Unfortunately simd only works on the hxcpp target, which Armory doesn’t use anymore. Development builds will use Krom and the production build will use the HL/C target so we won’t be getting any use out of it for Armory. It migh be possible to make simd for HL/C, but I wouldn’t know.
@zicklag At first sight, I’m looking for mainly reusing what’s available today in Armory/haxe…, so it’s easy to define for example custom iterators and iterable data types, and I focus on how to complete/provide/reuse a set of language abstractions/logic nodes/3D objects/… and optimizations for an object oriented high-performance computing in Armory.
Thus if the simd.hx is not interesting for all kind of platforms, it’s however I think an interesting example of a good way to organize things to make some cache-friendly things.
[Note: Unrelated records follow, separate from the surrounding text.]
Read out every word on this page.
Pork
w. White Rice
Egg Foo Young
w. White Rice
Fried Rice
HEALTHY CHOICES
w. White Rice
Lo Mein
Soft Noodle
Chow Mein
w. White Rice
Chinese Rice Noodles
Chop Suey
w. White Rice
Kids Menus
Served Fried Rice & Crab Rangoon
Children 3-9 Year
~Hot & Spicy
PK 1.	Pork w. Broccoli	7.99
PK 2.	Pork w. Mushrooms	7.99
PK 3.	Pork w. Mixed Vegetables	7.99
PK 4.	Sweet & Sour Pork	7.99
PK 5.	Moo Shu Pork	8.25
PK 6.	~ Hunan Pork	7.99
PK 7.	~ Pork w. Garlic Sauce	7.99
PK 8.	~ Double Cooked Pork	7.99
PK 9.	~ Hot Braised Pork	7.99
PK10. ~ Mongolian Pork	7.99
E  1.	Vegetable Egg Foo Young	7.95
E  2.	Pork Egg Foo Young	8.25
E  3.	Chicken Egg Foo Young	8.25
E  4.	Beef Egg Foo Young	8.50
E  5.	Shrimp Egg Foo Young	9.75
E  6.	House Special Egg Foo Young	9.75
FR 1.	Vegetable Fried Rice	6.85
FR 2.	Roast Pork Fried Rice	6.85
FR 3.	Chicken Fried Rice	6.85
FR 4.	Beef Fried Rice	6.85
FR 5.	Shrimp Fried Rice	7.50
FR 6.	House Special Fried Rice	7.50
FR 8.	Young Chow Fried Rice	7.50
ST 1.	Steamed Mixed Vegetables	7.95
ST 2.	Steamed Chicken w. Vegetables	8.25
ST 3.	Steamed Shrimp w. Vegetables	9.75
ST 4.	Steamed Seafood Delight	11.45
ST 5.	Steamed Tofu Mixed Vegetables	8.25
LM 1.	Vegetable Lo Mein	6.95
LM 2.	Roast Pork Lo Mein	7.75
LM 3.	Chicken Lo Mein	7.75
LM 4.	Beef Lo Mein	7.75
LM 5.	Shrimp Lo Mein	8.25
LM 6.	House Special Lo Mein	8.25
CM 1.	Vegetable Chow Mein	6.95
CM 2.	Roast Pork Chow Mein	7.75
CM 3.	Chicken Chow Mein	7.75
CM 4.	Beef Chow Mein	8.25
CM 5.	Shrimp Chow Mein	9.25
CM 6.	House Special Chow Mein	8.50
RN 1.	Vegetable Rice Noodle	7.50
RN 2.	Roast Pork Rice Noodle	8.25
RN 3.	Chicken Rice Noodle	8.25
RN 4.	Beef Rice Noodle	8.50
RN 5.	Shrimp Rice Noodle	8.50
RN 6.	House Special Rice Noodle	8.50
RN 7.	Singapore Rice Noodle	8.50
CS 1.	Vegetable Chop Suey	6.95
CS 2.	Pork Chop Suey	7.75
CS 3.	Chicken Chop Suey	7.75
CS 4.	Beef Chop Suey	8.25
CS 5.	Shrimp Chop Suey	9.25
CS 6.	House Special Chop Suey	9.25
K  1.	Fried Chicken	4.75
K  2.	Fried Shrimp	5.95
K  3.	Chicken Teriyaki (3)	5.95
Looking for which strategy is best for an efficient OOP aproach in Armory will depend I think too as well on the hardware architecture/platform planned to use, but also the data access patterns+ dataset characteristics in the SW design.
Maybe @RobDangerous could give us advice in this domain on how to best use things like for example the haxe Map<K, V>(IMap<K, V>) , generics (see https://haxe.org/manual/type-system-generic.html) and iterators ?
It would be interesting to know for example how to get the equivalent of a hand-written SOA layout with Haxe, like when a compilator is able to make for us things like smart function inlining, constant folding, … in order to get a more efficient application.
Sorry guys, I don’t understand what you’re talking about. I can just tell you that the simd API does not need to be profiled because every function literally just creates a single intrinsic.